Be watchful for medications started at a younger age that have never been adjusted for patient aging or changes in renal and hepatic function.
Medications required in the short-term setting (e.g., hospital) are often not needed in the long-term setting, or they can be used at a much lower dose. The dose for a loop diuretic, for instance, may need to be increased fourfold or more in the hospital setting, yet the baseline dose is often sufficient once the acute crisis has passed.
Avoid adding medications to treat an adverse effect of another medication. The preferred options are to decrease the dose, discontinue the medication, or, if necessary, change to a different medication.
Ask about self-medication with over-the-counter and herbal medications, which can interact with prescribed medications.
Do not automatically increase the dose of a medication because of a subtherapeutic level or suboptimal response without first verifying adherence to therapy.
Identifying an adverse drug event in older adults may be difficult because of atypical presentations or because the symptoms are being attributed to the disease; for example, altered mental status may be attributed to dementia, delirium, or forgetfulness when prescribed medications are the true cause.
When prescribing medications, use those with a wide therapeutic window.
Review medication lists regularly and reconcile them to the patient's problem list to discontinue duplicate therapies, adjust doses and dosing frequency, and discontinue unnecessary medications (i.e., issue is no longer a problem).

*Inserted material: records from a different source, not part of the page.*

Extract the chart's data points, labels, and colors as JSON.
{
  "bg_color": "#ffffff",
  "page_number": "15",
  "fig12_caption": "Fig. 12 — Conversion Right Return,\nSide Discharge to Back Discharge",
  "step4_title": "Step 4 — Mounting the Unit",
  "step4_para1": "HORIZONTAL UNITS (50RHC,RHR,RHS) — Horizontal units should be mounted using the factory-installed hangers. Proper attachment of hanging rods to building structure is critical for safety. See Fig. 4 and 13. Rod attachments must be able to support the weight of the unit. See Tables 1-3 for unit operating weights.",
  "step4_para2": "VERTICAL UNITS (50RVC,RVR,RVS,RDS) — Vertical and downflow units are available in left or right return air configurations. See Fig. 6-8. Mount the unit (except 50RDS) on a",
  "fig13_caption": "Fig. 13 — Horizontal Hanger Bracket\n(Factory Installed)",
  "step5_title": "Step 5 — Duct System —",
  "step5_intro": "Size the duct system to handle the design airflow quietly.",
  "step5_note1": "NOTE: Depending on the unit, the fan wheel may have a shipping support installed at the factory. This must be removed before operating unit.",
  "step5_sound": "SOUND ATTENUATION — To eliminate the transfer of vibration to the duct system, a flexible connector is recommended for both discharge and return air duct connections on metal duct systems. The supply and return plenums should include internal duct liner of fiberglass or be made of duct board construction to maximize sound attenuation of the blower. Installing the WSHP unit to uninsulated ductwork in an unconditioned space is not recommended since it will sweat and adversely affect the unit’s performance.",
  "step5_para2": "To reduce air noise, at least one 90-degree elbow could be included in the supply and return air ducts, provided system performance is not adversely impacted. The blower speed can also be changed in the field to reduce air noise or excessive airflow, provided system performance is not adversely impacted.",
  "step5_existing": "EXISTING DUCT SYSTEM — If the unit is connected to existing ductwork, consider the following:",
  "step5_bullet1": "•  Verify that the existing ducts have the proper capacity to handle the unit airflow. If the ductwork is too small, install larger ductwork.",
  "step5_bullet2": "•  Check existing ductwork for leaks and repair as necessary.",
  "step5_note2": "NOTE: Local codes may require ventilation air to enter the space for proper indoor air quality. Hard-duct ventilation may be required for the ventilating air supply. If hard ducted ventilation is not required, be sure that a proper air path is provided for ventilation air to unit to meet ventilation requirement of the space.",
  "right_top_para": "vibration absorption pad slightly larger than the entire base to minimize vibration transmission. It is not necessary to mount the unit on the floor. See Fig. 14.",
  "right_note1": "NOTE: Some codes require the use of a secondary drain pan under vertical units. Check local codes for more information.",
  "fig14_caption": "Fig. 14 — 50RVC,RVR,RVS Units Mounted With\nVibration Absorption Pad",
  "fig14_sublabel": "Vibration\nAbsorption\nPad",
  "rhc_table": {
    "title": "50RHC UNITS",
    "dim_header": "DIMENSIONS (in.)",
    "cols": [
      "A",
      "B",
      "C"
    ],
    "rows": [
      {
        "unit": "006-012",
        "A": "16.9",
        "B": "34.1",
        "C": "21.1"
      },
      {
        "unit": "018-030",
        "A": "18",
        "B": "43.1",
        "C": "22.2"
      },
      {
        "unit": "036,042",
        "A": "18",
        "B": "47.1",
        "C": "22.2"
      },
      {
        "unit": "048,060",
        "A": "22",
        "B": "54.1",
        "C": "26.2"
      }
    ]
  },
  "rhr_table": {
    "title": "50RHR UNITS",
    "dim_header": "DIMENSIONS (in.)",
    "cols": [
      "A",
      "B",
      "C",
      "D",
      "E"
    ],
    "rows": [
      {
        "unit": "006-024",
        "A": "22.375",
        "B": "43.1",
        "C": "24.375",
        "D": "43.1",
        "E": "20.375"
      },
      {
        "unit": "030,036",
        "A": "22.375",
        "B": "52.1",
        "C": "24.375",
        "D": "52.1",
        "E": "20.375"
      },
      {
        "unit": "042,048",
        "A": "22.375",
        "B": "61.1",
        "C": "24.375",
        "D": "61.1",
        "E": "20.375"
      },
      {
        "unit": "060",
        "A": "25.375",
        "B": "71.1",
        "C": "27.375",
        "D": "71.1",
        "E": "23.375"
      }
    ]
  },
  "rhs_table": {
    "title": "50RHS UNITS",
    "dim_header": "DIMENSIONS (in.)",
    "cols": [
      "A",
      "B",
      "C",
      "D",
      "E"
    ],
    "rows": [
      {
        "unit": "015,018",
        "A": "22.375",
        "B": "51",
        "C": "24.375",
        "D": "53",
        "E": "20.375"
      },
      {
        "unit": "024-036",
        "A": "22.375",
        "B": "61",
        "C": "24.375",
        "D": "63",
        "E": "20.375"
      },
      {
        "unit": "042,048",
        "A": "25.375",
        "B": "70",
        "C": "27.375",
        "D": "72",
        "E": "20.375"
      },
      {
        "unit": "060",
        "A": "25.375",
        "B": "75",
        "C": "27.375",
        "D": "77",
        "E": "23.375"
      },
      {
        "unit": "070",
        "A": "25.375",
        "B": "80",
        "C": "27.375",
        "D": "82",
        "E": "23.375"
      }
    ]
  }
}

Set an end date and use objective criteria to determine the success or failure of an empiric trial and act accordingly. Do not continue these medications, particularly those used for pain, behavior, and cognition, indefinitely.
“Start low and go slow” in dosing new medications.
Set up regular visits (e.g., every two to four weeks), including appropriate laboratory testing, to monitor medication use in patients with multiple comorbidities.
Avoid starting two new medications in the same patient at the same time.
Regularly use a standardized method to review patient medications (e.g., the Beers, STOPP, and START criteria), including when the patient has a change in function (sentinel event) or problems with his or her medication.